As part of the settlement, the chain was cited $1.37 million in restitution and penalties, which Healey's office said stem from about 13,253 child labor, wage, and hour law violations across its over 50 Massachusetts locations.
Healey's office was tipped off to illegal practices by a parent of a minor worker, who said their child was made to work past midnight at a Beverly Chipotle. From there, the office audited the chain's records between 2015 and 2019, finding that minors worked without valid permits, or worked too late or too many hours more than state law allowed.
The AG's office also said the chain didn't notify the workers of their earned sick time law rights, and that some locations didn't pay their workers within six days of the end of a pay period, as state law requires.
"Chipotle is a major national restaurant chain that employs thousands of young people across the country and it has a duty to ensure minors are safe working in its restaurants," Healey said in a release. "We hope these citations send a message to other fast food chains and restaurants that they cannot violate our child labor laws and put young people at risk."

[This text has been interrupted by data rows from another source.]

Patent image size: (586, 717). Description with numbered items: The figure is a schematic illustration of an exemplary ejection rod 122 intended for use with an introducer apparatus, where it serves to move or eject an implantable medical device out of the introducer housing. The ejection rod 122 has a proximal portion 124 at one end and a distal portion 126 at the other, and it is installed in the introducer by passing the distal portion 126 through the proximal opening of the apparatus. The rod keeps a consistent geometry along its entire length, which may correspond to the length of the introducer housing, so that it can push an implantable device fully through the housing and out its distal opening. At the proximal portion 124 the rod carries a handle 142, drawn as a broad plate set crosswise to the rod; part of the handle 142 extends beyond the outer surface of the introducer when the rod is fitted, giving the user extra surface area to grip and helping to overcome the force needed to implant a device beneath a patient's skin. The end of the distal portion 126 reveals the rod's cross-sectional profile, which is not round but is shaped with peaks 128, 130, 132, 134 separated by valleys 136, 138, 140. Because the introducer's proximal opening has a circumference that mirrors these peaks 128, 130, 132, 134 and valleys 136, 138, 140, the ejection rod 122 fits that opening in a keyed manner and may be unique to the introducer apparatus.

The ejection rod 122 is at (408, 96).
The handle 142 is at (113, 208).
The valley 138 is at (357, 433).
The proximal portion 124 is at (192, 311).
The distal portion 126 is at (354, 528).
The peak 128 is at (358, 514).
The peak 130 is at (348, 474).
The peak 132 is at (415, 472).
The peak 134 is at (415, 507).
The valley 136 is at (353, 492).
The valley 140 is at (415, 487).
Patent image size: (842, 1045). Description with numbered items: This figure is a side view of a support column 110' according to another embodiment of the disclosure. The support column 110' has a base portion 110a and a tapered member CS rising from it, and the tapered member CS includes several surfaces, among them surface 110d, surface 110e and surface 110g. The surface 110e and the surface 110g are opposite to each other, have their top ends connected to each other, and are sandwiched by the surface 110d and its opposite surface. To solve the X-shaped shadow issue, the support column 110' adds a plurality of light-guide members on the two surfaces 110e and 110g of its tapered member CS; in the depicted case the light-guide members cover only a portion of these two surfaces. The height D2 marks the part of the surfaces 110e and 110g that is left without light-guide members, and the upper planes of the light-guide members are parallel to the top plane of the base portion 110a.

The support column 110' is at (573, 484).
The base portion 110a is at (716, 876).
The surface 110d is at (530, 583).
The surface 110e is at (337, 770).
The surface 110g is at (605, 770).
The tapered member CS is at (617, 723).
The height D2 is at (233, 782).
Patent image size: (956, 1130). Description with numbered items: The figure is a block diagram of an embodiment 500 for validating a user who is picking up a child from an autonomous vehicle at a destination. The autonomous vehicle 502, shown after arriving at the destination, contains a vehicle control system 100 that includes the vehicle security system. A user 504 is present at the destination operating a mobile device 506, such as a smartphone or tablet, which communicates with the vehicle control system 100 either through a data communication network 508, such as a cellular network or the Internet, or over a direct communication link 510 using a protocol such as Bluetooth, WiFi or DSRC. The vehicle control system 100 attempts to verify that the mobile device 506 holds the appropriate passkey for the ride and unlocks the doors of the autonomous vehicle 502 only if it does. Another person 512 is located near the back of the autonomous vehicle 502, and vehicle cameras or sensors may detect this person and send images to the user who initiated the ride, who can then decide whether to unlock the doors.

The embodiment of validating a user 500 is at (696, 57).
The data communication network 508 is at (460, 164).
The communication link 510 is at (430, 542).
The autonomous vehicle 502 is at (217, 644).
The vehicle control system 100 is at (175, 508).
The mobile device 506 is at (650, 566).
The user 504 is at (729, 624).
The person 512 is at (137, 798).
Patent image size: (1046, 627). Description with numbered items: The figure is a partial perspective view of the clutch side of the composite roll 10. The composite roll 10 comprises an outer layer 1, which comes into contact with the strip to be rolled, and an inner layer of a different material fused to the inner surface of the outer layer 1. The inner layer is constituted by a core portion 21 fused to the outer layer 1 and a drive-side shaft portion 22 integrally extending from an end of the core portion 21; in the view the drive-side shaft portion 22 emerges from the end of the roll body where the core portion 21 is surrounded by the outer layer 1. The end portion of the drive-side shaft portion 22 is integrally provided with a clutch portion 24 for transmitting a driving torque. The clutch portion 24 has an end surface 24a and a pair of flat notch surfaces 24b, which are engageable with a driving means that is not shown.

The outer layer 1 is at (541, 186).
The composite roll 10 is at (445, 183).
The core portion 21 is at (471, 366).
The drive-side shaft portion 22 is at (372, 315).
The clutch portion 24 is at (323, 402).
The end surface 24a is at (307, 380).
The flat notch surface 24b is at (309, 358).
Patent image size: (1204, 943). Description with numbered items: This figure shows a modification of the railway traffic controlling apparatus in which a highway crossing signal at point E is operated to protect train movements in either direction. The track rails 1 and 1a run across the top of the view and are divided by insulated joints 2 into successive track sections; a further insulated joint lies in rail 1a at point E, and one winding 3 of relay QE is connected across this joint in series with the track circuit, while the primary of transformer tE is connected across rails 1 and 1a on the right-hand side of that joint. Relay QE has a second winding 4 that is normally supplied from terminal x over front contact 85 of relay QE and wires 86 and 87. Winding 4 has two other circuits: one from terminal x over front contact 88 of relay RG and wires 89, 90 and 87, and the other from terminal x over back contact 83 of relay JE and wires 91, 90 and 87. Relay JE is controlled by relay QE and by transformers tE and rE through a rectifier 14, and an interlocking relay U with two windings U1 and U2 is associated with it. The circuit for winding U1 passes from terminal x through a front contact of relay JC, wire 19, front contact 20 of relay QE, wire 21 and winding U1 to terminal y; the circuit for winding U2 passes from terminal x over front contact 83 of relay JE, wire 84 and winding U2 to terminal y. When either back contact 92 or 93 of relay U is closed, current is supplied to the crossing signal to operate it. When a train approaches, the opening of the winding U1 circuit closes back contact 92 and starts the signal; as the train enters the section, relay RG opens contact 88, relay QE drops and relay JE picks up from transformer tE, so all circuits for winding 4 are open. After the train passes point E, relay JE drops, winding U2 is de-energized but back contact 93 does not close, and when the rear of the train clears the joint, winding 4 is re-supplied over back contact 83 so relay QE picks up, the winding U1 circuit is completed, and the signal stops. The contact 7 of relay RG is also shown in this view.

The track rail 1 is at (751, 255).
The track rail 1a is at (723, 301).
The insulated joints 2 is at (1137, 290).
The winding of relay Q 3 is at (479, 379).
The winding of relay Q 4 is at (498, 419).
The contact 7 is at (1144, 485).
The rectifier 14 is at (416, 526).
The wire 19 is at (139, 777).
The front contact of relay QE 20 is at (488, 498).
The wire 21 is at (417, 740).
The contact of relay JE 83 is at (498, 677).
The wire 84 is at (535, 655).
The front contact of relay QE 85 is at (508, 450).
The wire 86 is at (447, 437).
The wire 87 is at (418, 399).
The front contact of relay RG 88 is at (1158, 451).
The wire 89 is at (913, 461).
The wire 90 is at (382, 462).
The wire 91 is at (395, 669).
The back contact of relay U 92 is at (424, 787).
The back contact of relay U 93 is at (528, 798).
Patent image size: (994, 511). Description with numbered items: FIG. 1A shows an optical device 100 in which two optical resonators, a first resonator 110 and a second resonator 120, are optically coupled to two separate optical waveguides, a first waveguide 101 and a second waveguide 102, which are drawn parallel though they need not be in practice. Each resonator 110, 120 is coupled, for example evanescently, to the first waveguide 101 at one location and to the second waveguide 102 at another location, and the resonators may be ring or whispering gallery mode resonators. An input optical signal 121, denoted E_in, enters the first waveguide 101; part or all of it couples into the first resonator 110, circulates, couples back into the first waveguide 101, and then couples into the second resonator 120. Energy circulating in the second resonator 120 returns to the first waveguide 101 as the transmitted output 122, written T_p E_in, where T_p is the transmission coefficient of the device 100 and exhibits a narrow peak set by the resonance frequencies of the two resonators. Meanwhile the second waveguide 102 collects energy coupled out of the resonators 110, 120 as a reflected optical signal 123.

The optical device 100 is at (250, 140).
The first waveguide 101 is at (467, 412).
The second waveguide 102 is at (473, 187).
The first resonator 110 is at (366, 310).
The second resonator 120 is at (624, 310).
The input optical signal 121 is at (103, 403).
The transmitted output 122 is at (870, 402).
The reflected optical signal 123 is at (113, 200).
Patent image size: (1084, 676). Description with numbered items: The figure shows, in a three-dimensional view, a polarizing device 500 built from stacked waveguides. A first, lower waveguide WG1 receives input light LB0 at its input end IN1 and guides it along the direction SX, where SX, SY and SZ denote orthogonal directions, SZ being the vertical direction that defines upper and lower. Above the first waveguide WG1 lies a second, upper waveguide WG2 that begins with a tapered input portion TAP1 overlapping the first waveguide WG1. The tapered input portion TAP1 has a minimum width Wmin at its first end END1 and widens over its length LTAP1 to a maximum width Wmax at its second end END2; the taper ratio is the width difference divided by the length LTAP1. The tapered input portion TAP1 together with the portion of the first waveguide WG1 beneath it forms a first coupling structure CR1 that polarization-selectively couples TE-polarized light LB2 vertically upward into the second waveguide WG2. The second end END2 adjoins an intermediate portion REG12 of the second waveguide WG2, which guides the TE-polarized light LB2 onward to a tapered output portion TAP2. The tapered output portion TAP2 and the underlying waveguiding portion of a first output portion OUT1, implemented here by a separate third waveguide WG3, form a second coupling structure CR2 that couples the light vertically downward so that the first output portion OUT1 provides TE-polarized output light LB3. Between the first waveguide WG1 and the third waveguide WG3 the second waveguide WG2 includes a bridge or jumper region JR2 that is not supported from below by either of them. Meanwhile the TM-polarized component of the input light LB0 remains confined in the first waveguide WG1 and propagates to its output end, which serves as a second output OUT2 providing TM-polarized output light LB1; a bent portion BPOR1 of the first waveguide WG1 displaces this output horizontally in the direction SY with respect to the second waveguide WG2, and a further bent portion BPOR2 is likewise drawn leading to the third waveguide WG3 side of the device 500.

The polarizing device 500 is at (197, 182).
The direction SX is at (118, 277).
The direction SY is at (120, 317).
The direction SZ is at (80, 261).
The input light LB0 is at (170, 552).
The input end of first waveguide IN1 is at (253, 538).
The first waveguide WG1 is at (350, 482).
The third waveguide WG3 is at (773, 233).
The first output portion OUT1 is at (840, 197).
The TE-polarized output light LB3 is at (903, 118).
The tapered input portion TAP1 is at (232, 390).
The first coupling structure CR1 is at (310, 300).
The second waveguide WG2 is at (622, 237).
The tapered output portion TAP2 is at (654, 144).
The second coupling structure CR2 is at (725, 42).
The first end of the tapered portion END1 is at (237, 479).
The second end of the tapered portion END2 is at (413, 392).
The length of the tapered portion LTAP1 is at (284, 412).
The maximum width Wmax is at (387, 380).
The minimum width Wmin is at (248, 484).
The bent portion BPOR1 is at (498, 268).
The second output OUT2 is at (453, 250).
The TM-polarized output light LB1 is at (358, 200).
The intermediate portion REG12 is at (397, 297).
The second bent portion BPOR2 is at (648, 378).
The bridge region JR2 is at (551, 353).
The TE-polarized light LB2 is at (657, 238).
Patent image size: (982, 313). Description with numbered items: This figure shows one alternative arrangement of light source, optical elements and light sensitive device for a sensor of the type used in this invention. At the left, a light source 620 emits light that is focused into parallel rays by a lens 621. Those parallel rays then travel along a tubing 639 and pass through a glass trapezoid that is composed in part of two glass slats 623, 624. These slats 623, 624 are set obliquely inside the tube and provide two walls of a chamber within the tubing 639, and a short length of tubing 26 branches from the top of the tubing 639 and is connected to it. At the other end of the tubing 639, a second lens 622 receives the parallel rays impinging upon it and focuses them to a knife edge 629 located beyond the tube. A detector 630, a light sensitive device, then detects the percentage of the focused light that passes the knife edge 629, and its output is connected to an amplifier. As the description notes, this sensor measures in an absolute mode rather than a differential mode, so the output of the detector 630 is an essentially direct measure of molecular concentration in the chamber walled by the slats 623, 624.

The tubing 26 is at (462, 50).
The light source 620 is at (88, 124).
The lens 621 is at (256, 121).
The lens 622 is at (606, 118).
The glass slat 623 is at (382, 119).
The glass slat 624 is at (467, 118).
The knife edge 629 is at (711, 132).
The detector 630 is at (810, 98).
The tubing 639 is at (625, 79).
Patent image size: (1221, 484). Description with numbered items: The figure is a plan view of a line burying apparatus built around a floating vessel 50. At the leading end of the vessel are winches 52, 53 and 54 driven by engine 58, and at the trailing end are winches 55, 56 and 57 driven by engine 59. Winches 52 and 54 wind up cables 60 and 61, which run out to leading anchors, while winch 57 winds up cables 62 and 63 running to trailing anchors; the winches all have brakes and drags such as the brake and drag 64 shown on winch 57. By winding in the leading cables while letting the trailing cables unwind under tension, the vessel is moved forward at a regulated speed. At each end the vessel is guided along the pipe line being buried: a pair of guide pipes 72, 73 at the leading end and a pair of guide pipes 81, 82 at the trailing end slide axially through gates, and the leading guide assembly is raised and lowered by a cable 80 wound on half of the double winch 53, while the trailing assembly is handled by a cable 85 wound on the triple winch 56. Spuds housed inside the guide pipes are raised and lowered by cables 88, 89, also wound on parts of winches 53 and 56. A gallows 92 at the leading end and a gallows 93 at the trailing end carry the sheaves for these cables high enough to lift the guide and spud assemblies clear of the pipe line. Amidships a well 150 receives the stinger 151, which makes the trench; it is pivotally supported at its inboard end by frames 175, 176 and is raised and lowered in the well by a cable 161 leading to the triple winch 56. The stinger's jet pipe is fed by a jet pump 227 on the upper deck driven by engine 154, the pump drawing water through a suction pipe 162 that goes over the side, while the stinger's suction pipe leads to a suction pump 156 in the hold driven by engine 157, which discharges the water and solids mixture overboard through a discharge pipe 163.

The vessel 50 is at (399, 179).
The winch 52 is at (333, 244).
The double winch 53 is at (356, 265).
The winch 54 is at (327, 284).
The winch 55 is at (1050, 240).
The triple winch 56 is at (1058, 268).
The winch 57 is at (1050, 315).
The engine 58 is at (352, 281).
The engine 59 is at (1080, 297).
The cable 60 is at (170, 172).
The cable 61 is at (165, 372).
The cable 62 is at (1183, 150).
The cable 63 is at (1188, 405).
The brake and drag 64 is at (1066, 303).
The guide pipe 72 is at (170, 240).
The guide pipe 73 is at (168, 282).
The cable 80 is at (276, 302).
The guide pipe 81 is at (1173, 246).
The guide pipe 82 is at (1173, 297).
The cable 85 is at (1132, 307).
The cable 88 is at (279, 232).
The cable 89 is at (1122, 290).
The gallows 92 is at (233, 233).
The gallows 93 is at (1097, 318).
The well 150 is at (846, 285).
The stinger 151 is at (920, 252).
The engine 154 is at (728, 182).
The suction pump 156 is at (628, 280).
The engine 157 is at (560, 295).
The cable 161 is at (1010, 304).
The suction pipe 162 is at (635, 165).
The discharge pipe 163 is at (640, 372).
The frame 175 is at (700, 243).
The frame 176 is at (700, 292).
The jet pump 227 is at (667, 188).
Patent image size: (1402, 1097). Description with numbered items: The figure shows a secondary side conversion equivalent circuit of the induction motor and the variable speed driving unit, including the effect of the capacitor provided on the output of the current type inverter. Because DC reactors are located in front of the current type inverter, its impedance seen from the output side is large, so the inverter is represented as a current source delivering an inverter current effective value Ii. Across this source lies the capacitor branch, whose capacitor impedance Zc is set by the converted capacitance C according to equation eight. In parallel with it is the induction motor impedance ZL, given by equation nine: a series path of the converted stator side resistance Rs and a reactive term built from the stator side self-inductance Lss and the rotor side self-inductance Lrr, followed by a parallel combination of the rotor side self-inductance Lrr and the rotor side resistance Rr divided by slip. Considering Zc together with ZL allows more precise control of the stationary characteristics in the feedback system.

The company will also pay $500,000 toward a fund "to benefit young people through education programs about child labor and enforcement of the laws, as well as training and workforce development for young workers," according to the AG's release.
Last year, Healey's office cited Mexican restaurant chain Qdoba for over $400,000 in penalties for child labor law violations.
Children under 18 aren't allowed to work over 9 hours a day or 48 hours a week under Massachusetts law. In addition, workers aged 14-15 can't work past 7 p.m., and workers 16-17 can't work past 10 p.m. on a school night (or past midnight on a non-school night).
Healey's office issued more than $487,000 worth of child labor law violation citations in the 2019 fiscal year.